EXCLUSIF – Ce n’est qu’à partir du 17 juillet que les Français finissent symboliquement de payer les différents impôts et cotisations servant à financer les services publics et prestations collectives.

À quelques jours près, la date pourrait coïncider avec la fête nationale. Cela permettrait aux Français de célébrer en même temps leur glorieux héritage politique et leur lourd héritage fiscal. Cette année, comme l’an dernier, la France est championne de la pression fiscale et sociale, selon une étude de l’Institut économique Molinari (IEM). D’après les calculs de ces experts, les Français ne commenceront à travailler pour eux-mêmes qu’à partir de ce mercredi 17 juillet, « libérés » du poids des prélèvements obligatoires.

En clair, un salarié moyen (célibataire sans enfants, qui touche le salaire moyen) doit travailler jusqu’à cette date pour s’acquitter de l’ensemble des cotisations salariales et patronales, impôts et TVA nécessaires pour financer la dépense publique. « Cette date marque symboliquement le jour où le salarié est libre de faire ce qu’il veut de son argent », analyse le directeur général de l’Institut Molinari, Nicolas Marques.

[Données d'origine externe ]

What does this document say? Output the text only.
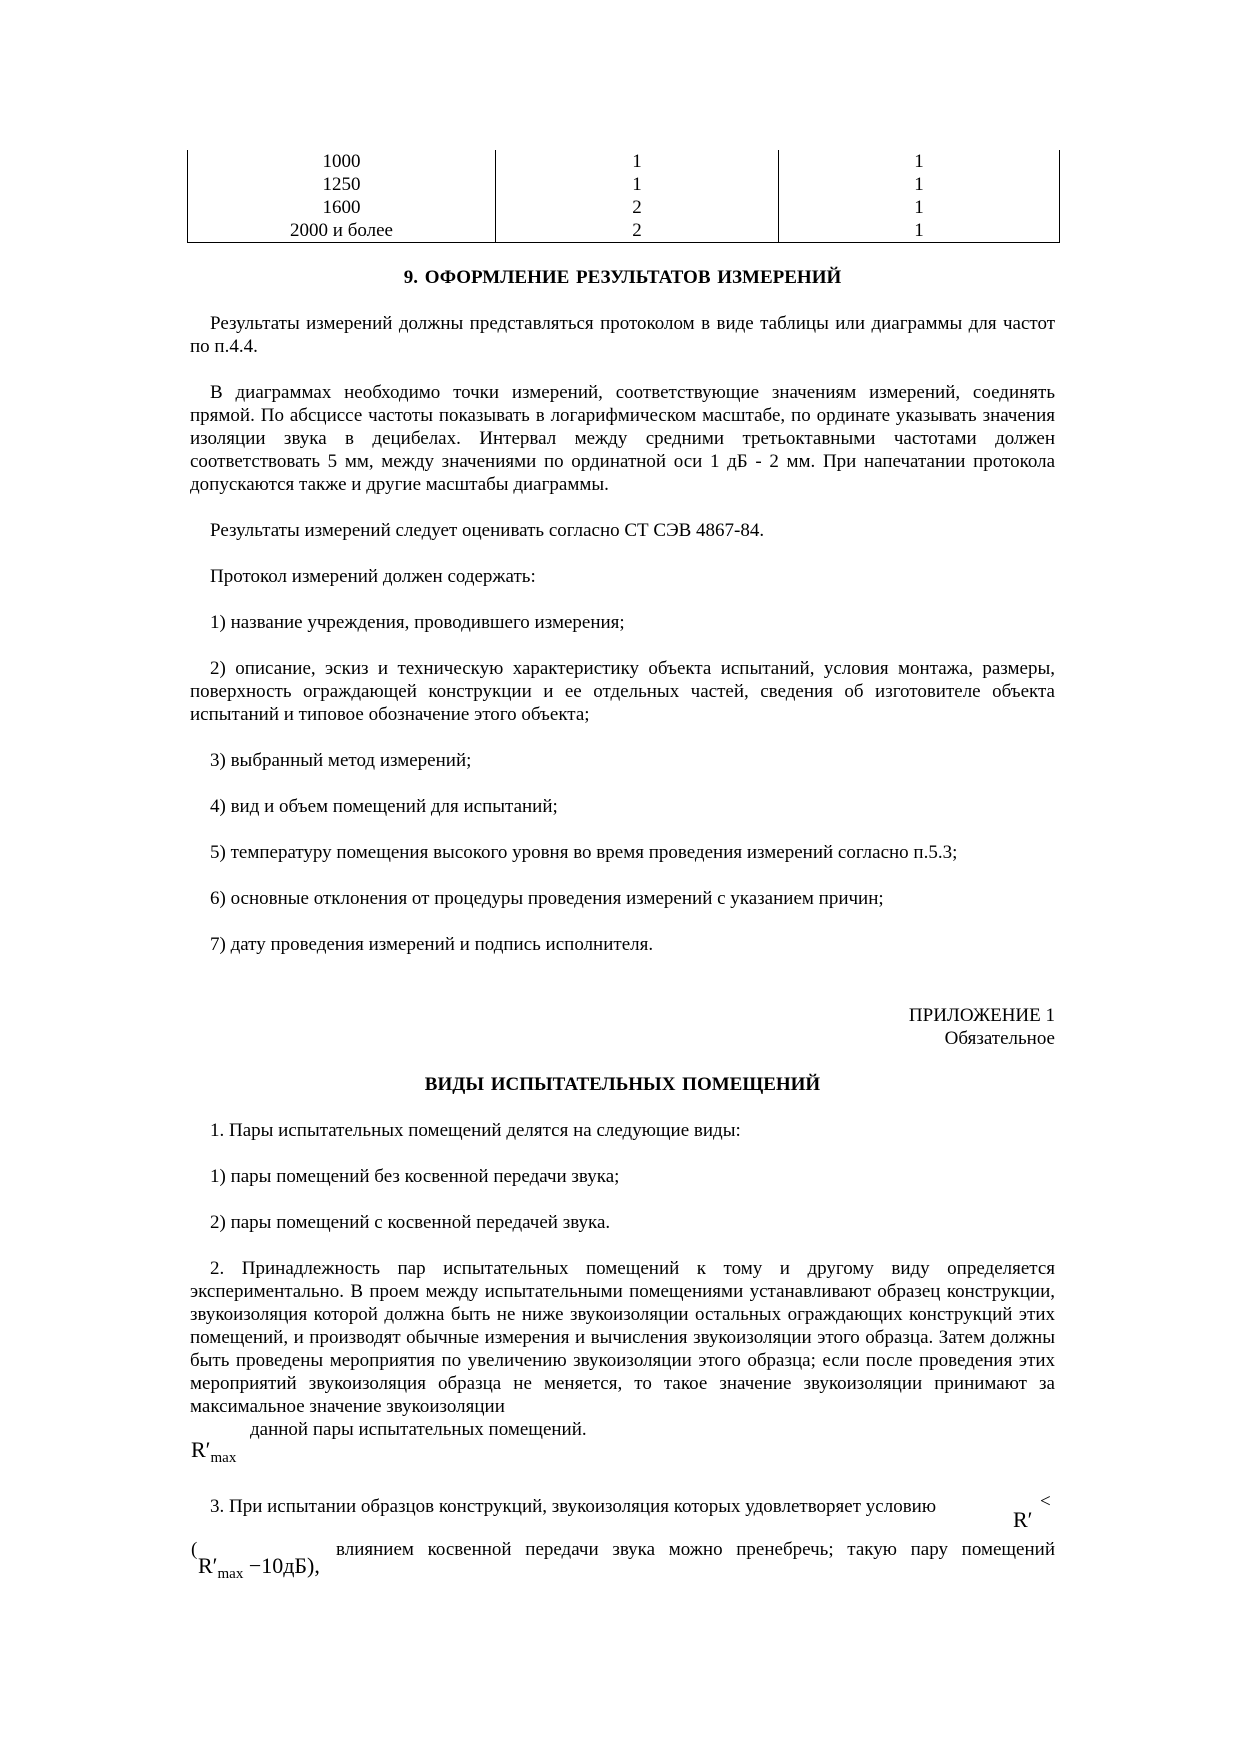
1000	1	1
1250	1	1
1600	2	1
2000 и более	2	1
9. ОФОРМЛЕНИЕ РЕЗУЛЬТАТОВ ИЗМЕРЕНИЙ
Результаты измерений должны представляться протоколом в виде таблицы или диаграммы для частот по п.4.4.
В диаграммах необходимо точки измерений, соответствующие значениям измерений, соединять прямой. По абсциссе частоты показывать в логарифмическом масштабе, по ординате указывать значения изоляции звука в децибелах. Интервал между средними третьоктавными частотами должен соответствовать 5 мм, между значениями по ординатной оси 1 дБ - 2 мм. При напечатании протокола допускаются также и другие масштабы диаграммы.
Результаты измерений следует оценивать согласно СТ СЭВ 4867-84.
Протокол измерений должен содержать:
1) название учреждения, проводившего измерения;
2) описание, эскиз и техническую характеристику объекта испытаний, условия монтажа, размеры, поверхность ограждающей конструкции и ее отдельных частей, сведения об изготовителе объекта испытаний и типовое обозначение этого объекта;
3) выбранный метод измерений;
4) вид и объем помещений для испытаний;
5) температуру помещения высокого уровня во время проведения измерений согласно п.5.3;
6) основные отклонения от процедуры проведения измерений с указанием причин;
7) дату проведения измерений и подпись исполнителя.
ПРИЛОЖЕНИЕ 1
Обязательное
ВИДЫ ИСПЫТАТЕЛЬНЫХ ПОМЕЩЕНИЙ
1. Пары испытательных помещений делятся на следующие виды:
1) пары помещений без косвенной передачи звука;
2) пары помещений с косвенной передачей звука.
2. Принадлежность пар испытательных помещений к тому и другому виду определяется экспериментально. В проем между испытательными помещениями устанавливают образец конструкции, звукоизоляция которой должна быть не ниже звукоизоляции остальных ограждающих конструкций этих помещений, и производят обычные измерения и вычисления звукоизоляции этого образца. Затем должны быть проведены мероприятия по увеличению звукоизоляции этого образца; если после проведения этих мероприятий звукоизоляция образца не меняется, то такое значение звукоизоляции принимают за максимальное значение звукоизоляции
данной пары испытательных помещений.
$R'_{max}$
3. При испытании образцов конструкций, звукоизоляция которых удовлетворяет условию	<
R′
(
$R'_{max} -10дБ$),
влиянием косвенной передачи звука можно пренебречь; такую пару помещений
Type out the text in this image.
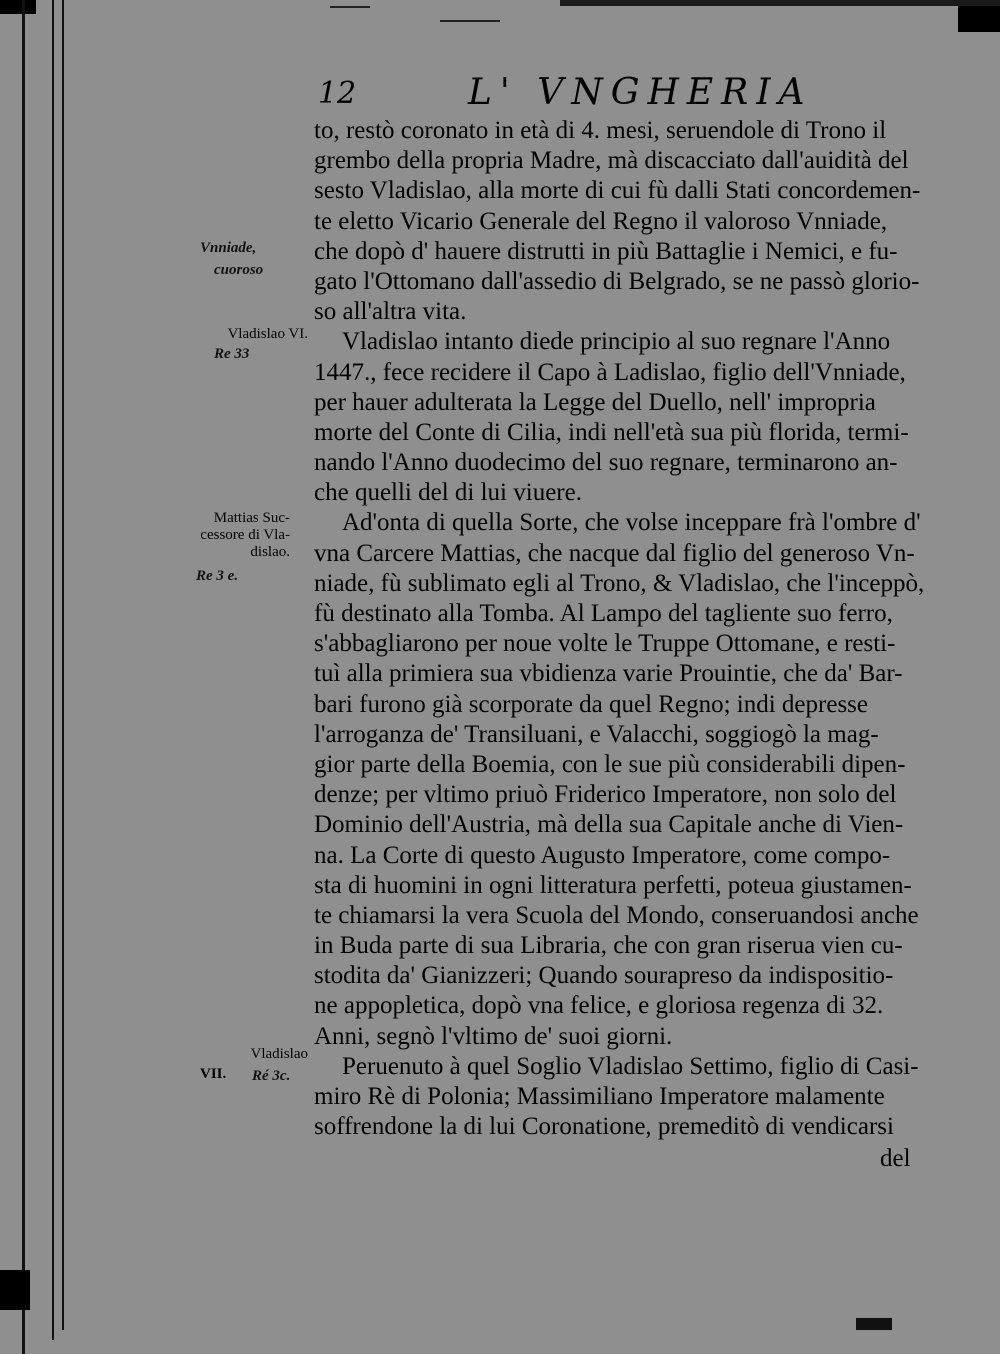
12	L' VNGHERIA
to, restò coronato in età di 4. mesi, seruendole di Trono il
grembo della propria Madre, mà discacciato dall'auidità del
sesto Vladislao, alla morte di cui fù dalli Stati concordemen-
te eletto Vicario Generale del Regno il valoroso Vnniade,
che dopò d' hauere distrutti in più Battaglie i Nemici, e fu-
gato l'Ottomano dall'assedio di Belgrado, se ne passò glorio-
so all'altra vita.
Vladislao intanto diede principio al suo regnare l'Anno
1447., fece recidere il Capo à Ladislao, figlio dell'Vnniade,
per hauer adulterata la Legge del Duello, nell' impropria
morte del Conte di Cilia, indi nell'età sua più florida, termi-
nando l'Anno duodecimo del suo regnare, terminarono an-
che quelli del di lui viuere.
Ad'onta di quella Sorte, che volse inceppare frà l'ombre d'
vna Carcere Mattias, che nacque dal figlio del generoso Vn-
niade, fù sublimato egli al Trono, & Vladislao, che l'inceppò,
fù destinato alla Tomba. Al Lampo del tagliente suo ferro,
s'abbagliarono per noue volte le Truppe Ottomane, e resti-
tuì alla primiera sua vbidienza varie Prouintie, che da' Bar-
bari furono già scorporate da quel Regno; indi depresse
l'arroganza de' Transiluani, e Valacchi, soggiogò la mag-
gior parte della Boemia, con le sue più considerabili dipen-
denze; per vltimo priuò Friderico Imperatore, non solo del
Dominio dell'Austria, mà della sua Capitale anche di Vien-
na. La Corte di questo Augusto Imperatore, come compo-
sta di huomini in ogni litteratura perfetti, poteua giustamen-
te chiamarsi la vera Scuola del Mondo, conseruandosi anche
in Buda parte di sua Libraria, che con gran riserua vien cu-
stodita da' Gianizzeri; Quando sourapreso da indispositio-
ne appopletica, dopò vna felice, e gloriosa regenza di 32.
Anni, segnò l'vltimo de' suoi giorni.
Peruenuto à quel Soglio Vladislao Settimo, figlio di Casi-
miro Rè di Polonia; Massimiliano Imperatore malamente
soffrendone la di lui Coronatione, premeditò di vendicarsi
del
Vladislao VI.
Mattias Suc-cessore di Vla-dislao.
Vladislao
VII.
Vnniade,
cuoroso
Re 33
Re 3 e.
Ré 3c.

Le jour de libération fiscale des Français est, comme l’année dernière, le plus tardif d’Europe, loin derrière celui des Anglais, « libérés » fiscalement le 1er mai, ou des Espagnols, le 10 juin. Sur le podium, à côté de l’Hexagone, se trouve la Belgique (15 juillet) et l’Autriche (12 juillet), cette dernière affichant un recul significatif (trois jours plus tôt que l’an passé) grâce à une baisse de l’impôt sur le revenu. La moyenne européenne est quant à elle en légère progression (11 juin cette année, contre 10 juin l’an passé), du fait notamment de l’inflation car « de nombreux pays n’ont pas de mécanisme de revalorisation automatique des tranches d’impôts sur le revenu », décrypte Nicolas Marques.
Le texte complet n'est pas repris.